Don’t live on the west coast? None of this until summer for you!

 

The mockery of Mark Bittman’s “turns out the Bay Area is a nice place to live with many available foodstuffs” column has been swift and inevitable. But there are also some substantive issues at stake here, and Phoebe Maltz Bovy’s response is devastating:

The true villain for the food movement isn’t someone who buys fast food when they should be eating lentils. It’s someone who, despite having the resources to do so, hasn’t researched where his or her food comes from. Grocery shoppers’ desire to purchase fruits and vegetables—a seemingly admirable, or at least innocuous, one—is recast as consumer demand for out-of-season produce—the height of decadence. In 2011, Bittman had some harsh words for these consumers:

[…]

Bittman lamented the fact that “we have ceased to rely upon staples: long-keeping foods like grains, beans, and root vegetables, foods that provide nutrition when summer greens, fruits, and vegetables aren’t readily available.”

Is Bittman relying on root vegetables in Berkeley?
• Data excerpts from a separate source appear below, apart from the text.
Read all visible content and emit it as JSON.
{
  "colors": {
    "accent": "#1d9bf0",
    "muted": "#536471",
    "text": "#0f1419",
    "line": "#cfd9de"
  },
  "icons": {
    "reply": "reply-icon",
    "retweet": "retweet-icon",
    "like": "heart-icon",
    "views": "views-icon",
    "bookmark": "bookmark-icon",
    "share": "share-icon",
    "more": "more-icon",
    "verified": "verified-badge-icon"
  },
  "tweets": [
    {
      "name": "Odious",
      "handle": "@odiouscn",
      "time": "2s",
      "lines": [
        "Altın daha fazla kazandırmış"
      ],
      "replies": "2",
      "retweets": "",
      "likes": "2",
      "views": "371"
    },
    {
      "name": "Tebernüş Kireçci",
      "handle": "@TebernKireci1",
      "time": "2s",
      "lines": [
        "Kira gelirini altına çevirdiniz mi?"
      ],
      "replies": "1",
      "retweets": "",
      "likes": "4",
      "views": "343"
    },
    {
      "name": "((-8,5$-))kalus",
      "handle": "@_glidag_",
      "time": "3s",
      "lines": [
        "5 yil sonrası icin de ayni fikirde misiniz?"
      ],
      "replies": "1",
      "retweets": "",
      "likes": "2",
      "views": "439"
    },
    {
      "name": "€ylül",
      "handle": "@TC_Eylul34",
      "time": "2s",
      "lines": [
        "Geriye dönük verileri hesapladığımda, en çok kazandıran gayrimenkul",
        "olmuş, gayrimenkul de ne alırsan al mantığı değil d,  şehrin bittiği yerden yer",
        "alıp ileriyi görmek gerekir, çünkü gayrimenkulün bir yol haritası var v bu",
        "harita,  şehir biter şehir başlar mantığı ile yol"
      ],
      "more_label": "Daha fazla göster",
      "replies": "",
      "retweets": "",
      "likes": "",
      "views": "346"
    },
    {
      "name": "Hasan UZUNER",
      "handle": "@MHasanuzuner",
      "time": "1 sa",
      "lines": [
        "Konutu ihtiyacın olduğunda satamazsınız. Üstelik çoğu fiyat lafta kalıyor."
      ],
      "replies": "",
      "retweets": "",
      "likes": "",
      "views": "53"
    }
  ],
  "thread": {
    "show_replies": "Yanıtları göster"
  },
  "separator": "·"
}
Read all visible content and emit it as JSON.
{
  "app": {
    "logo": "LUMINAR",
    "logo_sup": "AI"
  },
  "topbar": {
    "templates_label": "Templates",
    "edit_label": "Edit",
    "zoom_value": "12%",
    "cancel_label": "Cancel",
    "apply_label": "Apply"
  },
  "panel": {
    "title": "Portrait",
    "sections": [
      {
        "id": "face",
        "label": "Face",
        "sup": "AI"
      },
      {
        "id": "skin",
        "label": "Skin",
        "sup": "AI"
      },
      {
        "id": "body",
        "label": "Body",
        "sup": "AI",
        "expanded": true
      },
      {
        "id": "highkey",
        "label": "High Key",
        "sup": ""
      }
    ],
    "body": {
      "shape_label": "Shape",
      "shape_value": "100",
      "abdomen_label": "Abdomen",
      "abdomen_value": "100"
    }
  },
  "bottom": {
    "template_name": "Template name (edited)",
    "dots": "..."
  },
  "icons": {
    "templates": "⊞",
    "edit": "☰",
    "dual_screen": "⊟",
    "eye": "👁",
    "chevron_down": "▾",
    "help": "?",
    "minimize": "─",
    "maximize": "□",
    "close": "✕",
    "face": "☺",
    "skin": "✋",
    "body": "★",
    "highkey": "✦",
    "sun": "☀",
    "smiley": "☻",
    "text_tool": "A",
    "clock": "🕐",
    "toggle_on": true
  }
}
When he’s in Rome learning the craft of pasta sauce? Or when he was on a food tour of Spain with Gwyneth Paltrow and Mario Batali? Along similar lines, I became somewhat less impressed with David Tanis’s remarks about how he for one is going to stick with “end-of-winter vegetables” until the “local and seasonal” green ones sprout, when I noticed he’ll be giving a cooking workshop in Sicily this April. I point these things out not (just) out of culinary envy of New York Times food writers, but because it genuinely does mean something different to be a strict locavore if you travel around all the time, or live in grocery-endowed part of California, or both.

In addition to the problem that being a “locavore” isn’t much of sacrifice if you live on the California coast or can afford to travel wherever you want, there are the additional problems that 1)relying solely on local produce requires, you know, plenty of money and 2)in the vast majority of places it would be completely unsustainable if more than a minority did it anyway.

Look, I like farmer’s markets and the local co-op; I try to buy as much localish produce as availability and budget permit. But I also appreciate well-stocked supermarkets with decent produce to go along with other staples. And as to the idea that I shouldn’t have access to most vegetables for 9 or 10 months a year unless I can move to Berkeley, go to hell.